La nave obsequio era un cilindro aerodinámico, hinchado en el morro, con muchas ventanas, como un minarete que cabalgase sobre una llama de fusión. A Sally Fowler y el capellán Hardy les pareció muy curioso. Ninguno más reparó en el torpe simbolismo fálico... ni lo admitiría.
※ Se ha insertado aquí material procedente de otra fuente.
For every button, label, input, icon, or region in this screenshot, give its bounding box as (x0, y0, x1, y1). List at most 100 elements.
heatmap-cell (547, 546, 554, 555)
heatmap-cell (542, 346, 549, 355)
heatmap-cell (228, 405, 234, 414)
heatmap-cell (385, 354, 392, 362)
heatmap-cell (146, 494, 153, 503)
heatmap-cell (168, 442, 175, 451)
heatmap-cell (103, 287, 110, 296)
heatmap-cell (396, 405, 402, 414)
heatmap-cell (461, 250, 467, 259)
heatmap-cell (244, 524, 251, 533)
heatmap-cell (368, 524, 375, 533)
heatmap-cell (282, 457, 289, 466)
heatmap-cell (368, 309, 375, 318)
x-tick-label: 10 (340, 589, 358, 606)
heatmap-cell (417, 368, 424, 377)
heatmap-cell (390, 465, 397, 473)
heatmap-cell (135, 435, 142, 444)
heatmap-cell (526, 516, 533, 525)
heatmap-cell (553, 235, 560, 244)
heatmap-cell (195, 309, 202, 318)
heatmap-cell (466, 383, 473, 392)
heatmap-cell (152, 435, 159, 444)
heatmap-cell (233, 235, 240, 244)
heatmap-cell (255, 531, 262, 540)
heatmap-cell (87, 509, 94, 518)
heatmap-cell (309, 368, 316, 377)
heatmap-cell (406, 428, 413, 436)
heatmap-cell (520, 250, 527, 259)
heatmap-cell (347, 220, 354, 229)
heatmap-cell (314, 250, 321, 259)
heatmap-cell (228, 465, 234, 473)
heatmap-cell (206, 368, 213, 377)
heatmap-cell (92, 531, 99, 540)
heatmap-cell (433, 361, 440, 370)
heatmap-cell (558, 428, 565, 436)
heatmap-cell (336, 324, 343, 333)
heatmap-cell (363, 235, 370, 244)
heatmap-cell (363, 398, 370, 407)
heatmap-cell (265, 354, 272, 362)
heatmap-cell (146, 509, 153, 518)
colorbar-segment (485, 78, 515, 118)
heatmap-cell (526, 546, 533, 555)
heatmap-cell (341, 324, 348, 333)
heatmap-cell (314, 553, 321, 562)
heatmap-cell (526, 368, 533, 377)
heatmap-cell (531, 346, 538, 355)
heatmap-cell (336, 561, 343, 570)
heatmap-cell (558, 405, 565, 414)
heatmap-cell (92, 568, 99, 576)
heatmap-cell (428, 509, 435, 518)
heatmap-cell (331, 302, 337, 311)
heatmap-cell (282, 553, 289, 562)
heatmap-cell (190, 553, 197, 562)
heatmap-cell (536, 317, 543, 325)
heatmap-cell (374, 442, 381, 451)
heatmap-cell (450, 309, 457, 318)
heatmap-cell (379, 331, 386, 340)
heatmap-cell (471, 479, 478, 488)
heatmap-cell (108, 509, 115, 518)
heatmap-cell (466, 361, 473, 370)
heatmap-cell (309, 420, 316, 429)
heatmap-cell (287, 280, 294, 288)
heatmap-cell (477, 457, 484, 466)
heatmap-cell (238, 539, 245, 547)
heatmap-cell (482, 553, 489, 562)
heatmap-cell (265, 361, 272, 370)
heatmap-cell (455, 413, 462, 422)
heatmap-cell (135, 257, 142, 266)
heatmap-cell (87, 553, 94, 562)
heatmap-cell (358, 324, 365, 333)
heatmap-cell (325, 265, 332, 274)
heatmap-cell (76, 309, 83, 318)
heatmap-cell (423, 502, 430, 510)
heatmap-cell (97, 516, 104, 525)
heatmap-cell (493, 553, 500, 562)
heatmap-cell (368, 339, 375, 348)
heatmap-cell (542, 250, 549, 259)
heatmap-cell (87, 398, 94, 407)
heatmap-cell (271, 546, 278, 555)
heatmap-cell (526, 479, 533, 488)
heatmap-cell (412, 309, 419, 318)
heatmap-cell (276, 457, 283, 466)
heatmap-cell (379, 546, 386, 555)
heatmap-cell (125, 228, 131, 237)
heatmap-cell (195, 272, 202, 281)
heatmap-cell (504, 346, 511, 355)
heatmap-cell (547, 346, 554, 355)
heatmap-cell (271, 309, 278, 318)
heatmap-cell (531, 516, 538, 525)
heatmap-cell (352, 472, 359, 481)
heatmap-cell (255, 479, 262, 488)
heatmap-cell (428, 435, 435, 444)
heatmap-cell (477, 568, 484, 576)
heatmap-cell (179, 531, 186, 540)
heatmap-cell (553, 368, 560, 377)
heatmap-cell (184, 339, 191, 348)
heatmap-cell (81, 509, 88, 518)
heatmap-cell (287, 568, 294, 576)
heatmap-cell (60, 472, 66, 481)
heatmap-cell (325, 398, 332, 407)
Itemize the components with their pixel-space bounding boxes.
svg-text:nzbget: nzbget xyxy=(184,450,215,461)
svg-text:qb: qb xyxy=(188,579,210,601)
Kutuzov odiaba aquella nave. A los embajadores pajeños podía tratárseles según las normas, pero la nave era algo distinto. Se había situado a tres kilómetros de distancia de la
Lenin,
y radiaba un alegre mensaje, mientras los artilleros de la
Lenin
la seguían desesperadamente. Kutuzov se había dicho que no podía llevar un arma suficientemente grande para atravesar el campo de la
Lenin.

Había mejores razones para odiar aquella nave. Kutuzov se sentía tentado de violar sus órdenes. Los voluntarios, tripulantes de la
MacArthur,
que fueron a probarla estaban entusiasmados con ella. Los controles parecían los de un transbordador de la Marina, pero el impulsor era un impulsor de fusión pajeño típico, un largo y delgado aguijón que guiaba un flujo de plasma con enorme eficiencia. Había otros detalles, todos ellos valiosos; el almirante Laurenti Kutuzov quería llevarse a casa aquella nave.

Y temía dejarla acercarse a su propia nave.